BELFAST, Northern Ireland - An elite antiterrorist unit let Belfast outlaws get away with murder in exchange for information, but its officers will not be charged because they covered their tracks, according to an investigation published yesterday into police spying on a Protestant gang.
The findings of Police Ombudsman Nuala O'Loan, the Roman Catholic watchdog for the mostly Protestant police force, sent shock waves through a peace process that depends on building Catholic support for the police.
Her report, the product of a 31/2-year probe, found that the police force's Special Branch intelligence arm covered up at least 10 killings from 1993 to 2000 involving Ulster Volunteer Force members who were being paid for tip-offs. The Special Branch was abolished in 2003 as part of a reform plan that favors the recruitment of Catholics.
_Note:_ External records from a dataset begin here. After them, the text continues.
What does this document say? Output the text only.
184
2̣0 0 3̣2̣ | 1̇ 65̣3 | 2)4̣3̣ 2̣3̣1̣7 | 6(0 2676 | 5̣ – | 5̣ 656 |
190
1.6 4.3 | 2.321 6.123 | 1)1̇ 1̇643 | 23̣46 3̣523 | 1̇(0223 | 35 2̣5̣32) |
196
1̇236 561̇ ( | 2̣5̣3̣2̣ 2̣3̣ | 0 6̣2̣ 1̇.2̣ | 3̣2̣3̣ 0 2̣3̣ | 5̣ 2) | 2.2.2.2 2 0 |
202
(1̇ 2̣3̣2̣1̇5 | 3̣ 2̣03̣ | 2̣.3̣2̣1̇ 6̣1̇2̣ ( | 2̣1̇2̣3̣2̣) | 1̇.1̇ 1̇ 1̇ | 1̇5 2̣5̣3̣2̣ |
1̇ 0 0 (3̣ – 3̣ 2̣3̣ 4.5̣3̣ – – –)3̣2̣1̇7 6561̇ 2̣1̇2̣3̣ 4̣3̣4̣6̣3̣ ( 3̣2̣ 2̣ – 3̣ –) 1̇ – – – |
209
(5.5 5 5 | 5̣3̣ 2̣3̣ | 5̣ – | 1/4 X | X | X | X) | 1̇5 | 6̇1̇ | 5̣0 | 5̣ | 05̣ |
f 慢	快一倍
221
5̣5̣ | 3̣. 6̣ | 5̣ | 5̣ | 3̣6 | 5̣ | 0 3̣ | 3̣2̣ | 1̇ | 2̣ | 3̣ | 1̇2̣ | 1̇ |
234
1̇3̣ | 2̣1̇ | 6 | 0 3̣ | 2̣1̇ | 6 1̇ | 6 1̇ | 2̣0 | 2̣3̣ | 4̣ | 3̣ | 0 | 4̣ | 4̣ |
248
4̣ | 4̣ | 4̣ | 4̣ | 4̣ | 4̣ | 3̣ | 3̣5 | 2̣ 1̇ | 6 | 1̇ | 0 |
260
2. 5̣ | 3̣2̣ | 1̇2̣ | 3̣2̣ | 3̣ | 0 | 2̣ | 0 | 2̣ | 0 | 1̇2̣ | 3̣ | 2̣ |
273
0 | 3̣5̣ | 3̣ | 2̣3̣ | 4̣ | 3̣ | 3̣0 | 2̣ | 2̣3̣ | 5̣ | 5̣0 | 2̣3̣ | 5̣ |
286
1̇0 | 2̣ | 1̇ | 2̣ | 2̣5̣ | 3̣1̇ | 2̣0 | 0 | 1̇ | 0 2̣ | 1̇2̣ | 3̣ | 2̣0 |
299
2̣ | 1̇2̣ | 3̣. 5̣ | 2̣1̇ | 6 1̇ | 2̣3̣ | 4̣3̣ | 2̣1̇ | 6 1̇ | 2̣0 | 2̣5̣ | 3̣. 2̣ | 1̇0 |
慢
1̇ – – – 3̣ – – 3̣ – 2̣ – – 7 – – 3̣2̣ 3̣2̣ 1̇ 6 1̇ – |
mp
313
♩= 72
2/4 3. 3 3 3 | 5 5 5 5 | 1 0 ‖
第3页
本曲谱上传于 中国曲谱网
The report was published just days before Sinn Fein, the Irish Republican Army-linked party that represents most Catholics, is expected to vote to begin supporting the police.
That long-unthinkable step would follow the IRA's 2005 decisions to renounce violence, disarm and promote the revival of a Catholic-Protestant administration, the central goal of Northern Ireland's Good Friday accord of 1998.
Sinn Fein leader Gerry Adams said evidence of collusion, far from fueling Catholic hostility to cooperation now, should demonstrate why his party needed to get involved with the police and "stamp out bad policing."
O'Loan said her investigators interviewed about 100 former and current officers, many of whom were helpful. But 40 others - including senior former commanders of Special Branch - refused.
"Others, including some serving officers, gave evasive, contradictory and, on occasion, farcical answers to questions," her 162-page report found.
O'Loan said Special Branch officers suppressed forensic evidence and didn't follow up leads that pointed to involvement of their Ulster Volunteer Force informers in at least 82 crimes.
Her report did not identify any informer by name.
O'Loan said British state prosecutors will not press charges against any former Special Branch officer because of insufficient evidence of collusion - because the officers themselves had failed to document their undercover work or had hidden or destroyed key files.
Irish Prime Minister Bertie Ahern said the report "paints a picture of despicable past behavior. It is essential that justice be done, and be seen to be done, in these cases."